Children are the most sophisticated users of the net within the family, with 88% of primary school children using it at home and 95% of eleven-to-eighteen year-olds.
No watershed online
Parents will be pleased to hear that many are using the computer for the reason it was originally bought - homework.
"We were staggered by the amount the web was used for homework," said William Makower, chief executive of Panlogic.
But children are also extending their knowledge of the web to other areas and, when it comes to using the net for shopping, many are able to complete the purchasing cycle almost entirely by themselves, the survey found.
"The internet has become a part of everyday life and is starting to dominate the lives of children as they become absorbed in this emerging digital culture," said Mr Makower.
As children delve deeper into cyberspace, there will be renewed calls for greater safeguards online, he thinks.

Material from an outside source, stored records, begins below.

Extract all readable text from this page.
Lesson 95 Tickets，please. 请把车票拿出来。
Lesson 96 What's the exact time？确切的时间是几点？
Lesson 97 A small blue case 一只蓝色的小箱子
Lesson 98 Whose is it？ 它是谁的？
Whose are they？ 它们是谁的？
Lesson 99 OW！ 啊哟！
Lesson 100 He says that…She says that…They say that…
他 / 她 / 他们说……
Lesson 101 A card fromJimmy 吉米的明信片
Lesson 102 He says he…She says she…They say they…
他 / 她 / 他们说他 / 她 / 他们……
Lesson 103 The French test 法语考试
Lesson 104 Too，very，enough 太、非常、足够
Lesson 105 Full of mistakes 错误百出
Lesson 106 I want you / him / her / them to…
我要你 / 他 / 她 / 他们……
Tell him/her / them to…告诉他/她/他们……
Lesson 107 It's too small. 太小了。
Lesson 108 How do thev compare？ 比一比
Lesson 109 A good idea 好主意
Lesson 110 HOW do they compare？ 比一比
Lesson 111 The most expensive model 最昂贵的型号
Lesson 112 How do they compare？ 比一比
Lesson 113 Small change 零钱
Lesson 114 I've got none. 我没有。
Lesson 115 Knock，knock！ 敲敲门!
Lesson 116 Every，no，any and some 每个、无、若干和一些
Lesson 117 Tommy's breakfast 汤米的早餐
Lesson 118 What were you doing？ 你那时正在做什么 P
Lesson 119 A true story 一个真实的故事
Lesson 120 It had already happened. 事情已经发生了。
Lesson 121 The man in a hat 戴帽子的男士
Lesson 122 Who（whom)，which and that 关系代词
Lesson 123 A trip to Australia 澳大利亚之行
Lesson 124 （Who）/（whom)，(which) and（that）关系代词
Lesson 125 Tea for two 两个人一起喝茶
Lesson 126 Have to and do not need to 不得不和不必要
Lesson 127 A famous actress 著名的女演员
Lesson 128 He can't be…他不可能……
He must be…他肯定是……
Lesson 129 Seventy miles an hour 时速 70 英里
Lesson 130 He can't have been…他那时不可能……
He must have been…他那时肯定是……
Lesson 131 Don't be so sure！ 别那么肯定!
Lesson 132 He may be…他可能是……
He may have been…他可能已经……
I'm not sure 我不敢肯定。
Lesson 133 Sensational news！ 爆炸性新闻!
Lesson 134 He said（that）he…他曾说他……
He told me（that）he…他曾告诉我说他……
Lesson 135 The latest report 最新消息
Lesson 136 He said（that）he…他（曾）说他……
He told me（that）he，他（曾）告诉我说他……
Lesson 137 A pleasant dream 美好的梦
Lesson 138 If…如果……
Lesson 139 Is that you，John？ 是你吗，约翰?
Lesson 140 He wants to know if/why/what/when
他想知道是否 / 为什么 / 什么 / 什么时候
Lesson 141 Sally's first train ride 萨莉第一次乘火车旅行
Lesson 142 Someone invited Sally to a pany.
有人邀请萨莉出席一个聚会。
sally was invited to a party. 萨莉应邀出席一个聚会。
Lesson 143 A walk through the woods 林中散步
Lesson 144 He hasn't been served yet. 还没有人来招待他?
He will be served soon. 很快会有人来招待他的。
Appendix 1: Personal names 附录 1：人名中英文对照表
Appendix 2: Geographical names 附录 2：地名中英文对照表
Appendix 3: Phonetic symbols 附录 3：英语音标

"It is great to see genuine enthusiasm from children for the internet but as they take more control online this will inevitably lead to concerns about security and unsuitable content especially as, unlike TV, there is no watershed for the internet," he said.
Women are also gaining more control of the family computer and the survey found they were now more reliant on it than men.
There are two clear groups when it comes to mum's relationship with the web. "Manager mums" tend to use the internet to complete tasks such as grocery shopping or banking, while "indifferent mums" are yet to embrace the net in their everyday life.
There are now more women falling into the first category than the second, the survey found.
The most popular category for dads was "gadget dad" who loves technology and has all the latest tech toys, from Sky TV to a car navigation system.
But for the less confident parent, it is often their children who are encouraging them to explore the web.
"More and more 35-45 year-olds are starting to interact with the internet because they are learning from children the possibilities it opens up," said Mr Makower.